Kita seringkali merasa ada sesuatu yang kurang baik tentang sifat, kebiasaan, perilaku dan diri kita. Setiap saat, terutama di awal tahun ketika banyak orang merumuskan resolusi awal tahunnya, ada energi dan upaya besar untuk MEMPERBAIKI DIRI.

Namun hampir selalu upaya mengubah diri dalam rangka perbaikan ini berakhir pada kegagalan. Bahkan gagal mengubah diri ini pun, semakin memperburuk perasaan kita, karena kita semakin menghakimi diri lebih lanjut seperti “Sudah punya kebiasaan buruk, tak mampu memperbaiki diri, pula!”.

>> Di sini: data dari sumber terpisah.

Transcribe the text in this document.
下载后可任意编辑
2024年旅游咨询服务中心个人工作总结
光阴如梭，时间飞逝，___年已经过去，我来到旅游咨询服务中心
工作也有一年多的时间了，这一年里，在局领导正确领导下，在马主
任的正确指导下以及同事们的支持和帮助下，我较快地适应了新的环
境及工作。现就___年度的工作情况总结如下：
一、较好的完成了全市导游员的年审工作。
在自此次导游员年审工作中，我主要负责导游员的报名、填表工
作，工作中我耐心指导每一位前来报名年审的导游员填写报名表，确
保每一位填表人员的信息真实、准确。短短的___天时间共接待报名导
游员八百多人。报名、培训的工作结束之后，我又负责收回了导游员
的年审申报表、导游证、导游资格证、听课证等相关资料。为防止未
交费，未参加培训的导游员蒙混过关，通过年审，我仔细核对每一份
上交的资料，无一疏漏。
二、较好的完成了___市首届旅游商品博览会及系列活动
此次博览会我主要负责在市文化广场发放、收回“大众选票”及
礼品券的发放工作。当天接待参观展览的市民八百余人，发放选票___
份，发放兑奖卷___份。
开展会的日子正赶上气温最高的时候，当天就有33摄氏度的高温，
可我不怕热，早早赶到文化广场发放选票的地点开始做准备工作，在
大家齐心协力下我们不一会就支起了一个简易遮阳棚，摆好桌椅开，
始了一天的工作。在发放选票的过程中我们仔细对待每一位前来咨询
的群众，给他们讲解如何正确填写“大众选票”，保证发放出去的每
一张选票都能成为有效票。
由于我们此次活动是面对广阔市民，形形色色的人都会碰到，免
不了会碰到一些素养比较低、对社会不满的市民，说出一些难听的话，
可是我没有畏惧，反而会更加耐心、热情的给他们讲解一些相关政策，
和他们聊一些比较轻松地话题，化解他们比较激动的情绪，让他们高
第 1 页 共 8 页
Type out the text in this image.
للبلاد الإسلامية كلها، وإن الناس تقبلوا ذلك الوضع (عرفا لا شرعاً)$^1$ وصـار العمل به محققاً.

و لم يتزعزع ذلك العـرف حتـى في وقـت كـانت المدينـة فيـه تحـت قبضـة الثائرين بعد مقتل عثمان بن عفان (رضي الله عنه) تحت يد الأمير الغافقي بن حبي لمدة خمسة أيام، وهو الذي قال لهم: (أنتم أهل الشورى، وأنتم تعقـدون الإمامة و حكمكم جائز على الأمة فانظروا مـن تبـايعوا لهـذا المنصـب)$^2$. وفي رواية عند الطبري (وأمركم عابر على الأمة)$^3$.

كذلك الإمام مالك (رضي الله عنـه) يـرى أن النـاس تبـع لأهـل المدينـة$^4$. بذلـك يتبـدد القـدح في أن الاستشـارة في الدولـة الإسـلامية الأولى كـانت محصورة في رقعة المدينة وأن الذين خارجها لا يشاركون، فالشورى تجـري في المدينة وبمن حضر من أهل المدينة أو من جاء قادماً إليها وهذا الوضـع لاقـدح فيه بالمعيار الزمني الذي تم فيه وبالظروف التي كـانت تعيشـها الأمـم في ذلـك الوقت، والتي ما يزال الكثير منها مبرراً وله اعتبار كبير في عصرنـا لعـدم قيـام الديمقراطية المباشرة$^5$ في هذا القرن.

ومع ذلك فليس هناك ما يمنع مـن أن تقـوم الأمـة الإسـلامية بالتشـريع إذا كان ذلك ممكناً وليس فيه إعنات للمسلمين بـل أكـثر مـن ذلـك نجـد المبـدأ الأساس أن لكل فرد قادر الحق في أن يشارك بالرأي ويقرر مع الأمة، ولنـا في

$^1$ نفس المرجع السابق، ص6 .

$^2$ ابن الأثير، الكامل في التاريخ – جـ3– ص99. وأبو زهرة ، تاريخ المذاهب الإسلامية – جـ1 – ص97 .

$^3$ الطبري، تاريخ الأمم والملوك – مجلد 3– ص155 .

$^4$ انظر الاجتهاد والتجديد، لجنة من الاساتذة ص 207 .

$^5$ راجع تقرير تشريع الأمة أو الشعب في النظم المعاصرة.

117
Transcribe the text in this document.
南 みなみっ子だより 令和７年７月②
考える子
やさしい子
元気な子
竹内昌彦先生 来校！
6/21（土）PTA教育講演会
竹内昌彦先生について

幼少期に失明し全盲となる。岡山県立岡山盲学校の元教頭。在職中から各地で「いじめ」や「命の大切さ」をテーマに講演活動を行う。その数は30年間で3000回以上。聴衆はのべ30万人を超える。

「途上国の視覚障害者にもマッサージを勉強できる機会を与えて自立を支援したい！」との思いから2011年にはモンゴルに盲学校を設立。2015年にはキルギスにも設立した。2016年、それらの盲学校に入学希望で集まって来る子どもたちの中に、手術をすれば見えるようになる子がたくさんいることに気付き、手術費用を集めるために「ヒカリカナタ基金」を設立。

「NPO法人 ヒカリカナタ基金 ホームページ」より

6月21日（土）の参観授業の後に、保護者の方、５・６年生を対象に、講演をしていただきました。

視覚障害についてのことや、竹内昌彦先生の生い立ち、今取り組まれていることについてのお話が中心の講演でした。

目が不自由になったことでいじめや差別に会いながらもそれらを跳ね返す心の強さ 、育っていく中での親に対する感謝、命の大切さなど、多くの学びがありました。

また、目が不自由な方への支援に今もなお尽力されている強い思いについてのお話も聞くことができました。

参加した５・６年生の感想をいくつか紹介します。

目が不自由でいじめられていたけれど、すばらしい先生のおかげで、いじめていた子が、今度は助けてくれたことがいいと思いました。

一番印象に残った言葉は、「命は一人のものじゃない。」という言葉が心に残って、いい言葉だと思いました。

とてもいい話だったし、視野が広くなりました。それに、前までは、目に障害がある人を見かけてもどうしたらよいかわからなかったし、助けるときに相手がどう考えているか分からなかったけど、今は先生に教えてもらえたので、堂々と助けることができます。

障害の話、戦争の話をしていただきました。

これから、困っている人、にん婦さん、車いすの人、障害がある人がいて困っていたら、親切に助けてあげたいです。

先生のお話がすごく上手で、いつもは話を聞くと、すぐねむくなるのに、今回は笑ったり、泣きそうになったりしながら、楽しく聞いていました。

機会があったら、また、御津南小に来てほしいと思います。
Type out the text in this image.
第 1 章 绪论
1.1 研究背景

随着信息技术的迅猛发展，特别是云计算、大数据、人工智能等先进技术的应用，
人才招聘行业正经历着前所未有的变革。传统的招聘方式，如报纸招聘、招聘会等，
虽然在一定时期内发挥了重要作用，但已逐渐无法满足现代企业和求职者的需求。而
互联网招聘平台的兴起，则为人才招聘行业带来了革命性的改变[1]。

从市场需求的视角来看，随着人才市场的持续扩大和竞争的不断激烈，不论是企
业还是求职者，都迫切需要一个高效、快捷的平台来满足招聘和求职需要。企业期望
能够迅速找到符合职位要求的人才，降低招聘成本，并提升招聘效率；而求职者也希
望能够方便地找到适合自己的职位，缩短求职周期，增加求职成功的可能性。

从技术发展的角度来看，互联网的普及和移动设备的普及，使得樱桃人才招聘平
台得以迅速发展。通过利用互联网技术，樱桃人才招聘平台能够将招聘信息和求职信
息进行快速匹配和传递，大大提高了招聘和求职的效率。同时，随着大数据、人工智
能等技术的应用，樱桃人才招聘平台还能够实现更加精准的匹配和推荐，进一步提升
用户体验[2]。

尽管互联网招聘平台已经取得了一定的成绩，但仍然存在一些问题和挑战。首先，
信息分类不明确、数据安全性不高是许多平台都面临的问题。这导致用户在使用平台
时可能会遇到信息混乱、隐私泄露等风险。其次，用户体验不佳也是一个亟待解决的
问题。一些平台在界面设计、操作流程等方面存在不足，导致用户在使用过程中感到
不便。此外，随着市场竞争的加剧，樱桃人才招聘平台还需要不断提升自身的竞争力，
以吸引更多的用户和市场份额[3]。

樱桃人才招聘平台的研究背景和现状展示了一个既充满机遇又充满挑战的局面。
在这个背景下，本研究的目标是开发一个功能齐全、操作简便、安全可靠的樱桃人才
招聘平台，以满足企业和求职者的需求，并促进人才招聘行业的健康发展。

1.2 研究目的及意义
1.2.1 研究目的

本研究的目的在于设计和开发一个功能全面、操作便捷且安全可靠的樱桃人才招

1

Dalam perenungan ini, marilah kita telusuri darimanakah rasa kurang cukup baik ini muncul, bagaimana sebenarnya baik belum tentu baik, buruk pun belum tentu buruk, serta bagaimana mengupayakan perubahan yang alamiah, tidak dipaksakan, dan bermanfaat bagi kehidupan kita.

Yang menarik, salah satu kesimpulan dari diskusi ini, justru kita perlu melonggarkan semua upaya untuk mengubah diri secara besar, dan justru perlahan-lahan belajar menerima diri kita apa adanya

Pudarnya Diri Apa Adanya & Lahirnya Diri ‘Palsu’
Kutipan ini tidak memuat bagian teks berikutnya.